The plaintiffs’ filing and a statement of fact submitted by the attorney general’s office Tuesday gave different accounts about one key piece of evidence — a record of law enforcement actions on the day of the 2002 protest.

The document seems to have disappeared long ago — the plaintiffs have said it was deleted on purpose — but a police officer happened to come across a binder in October 2009 that he thought contained it. He reported it to higher-ups.

The plaintiffs have alleged that one of those supervisors, the D.C. police general counsel, Terry Ryan, deliberately swapped the binder that the officer found for a different one rather than reporting the finding to the plaintiffs.
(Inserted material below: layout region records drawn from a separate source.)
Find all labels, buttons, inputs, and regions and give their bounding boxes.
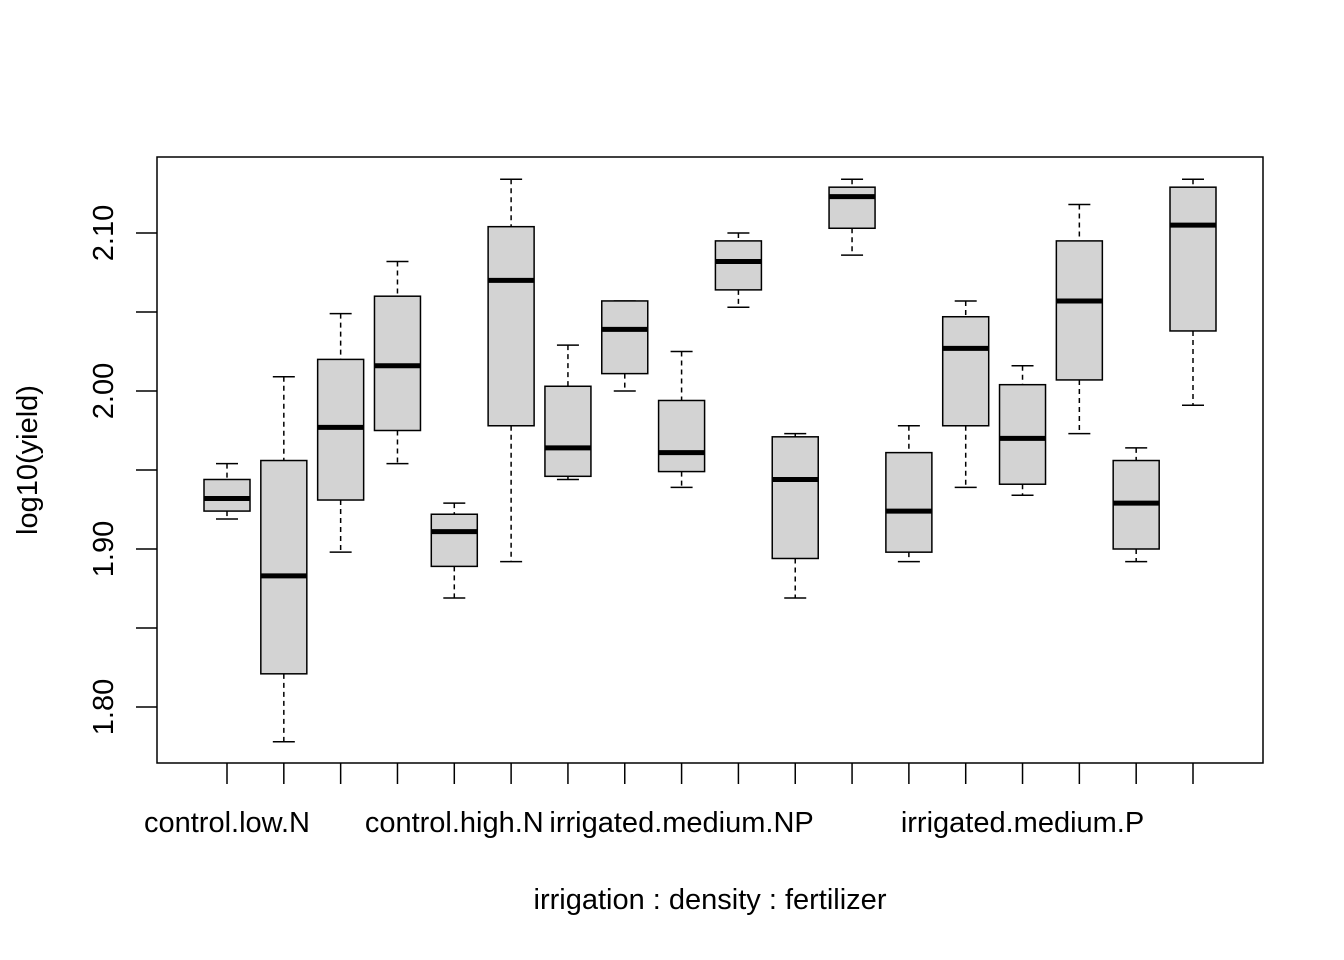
iqr-box	[885, 451, 933, 553]
x-tick-label: irrigated.medium.NP	[549, 807, 813, 839]
iqr-box	[544, 385, 592, 478]
box-15	[998, 364, 1047, 497]
box-14	[941, 300, 990, 489]
iqr-box	[941, 315, 990, 427]
y-tick-label: 1.80	[88, 679, 120, 735]
box-6	[487, 178, 535, 563]
iqr-box	[430, 513, 479, 568]
box-7	[544, 344, 592, 481]
iqr-box	[203, 478, 251, 512]
y-tick-label: 2.00	[88, 363, 120, 419]
iqr-box	[1169, 186, 1217, 332]
box-8	[601, 300, 649, 392]
iqr-box	[657, 399, 706, 473]
box-16	[1055, 203, 1104, 435]
y-axis-title: log10(yield)	[12, 385, 44, 535]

The attorney general’s office has countered that the binder never contained the document in question, that it held the record of a different anti-IMF protest, one that occurred in April 2002.

“The record in this case shows that the Office of the Attorney General remains both unrepentant and unreformed, after years of criticism by judges and attorneys,” said Jonathan Turley, an attorney for the plaintiffs. “With this filing, we have laid bare the full record in the case. This filing contains obviously serious allegations of misconduct.”

The plaintiffs also asked the court to order the District to pay fees incurred during the years-long discovery process.

In his response, Gest, the attorney general’s spokesman, attributed the entire filing to financial motivations on the part of the plaintiff’s attorneys.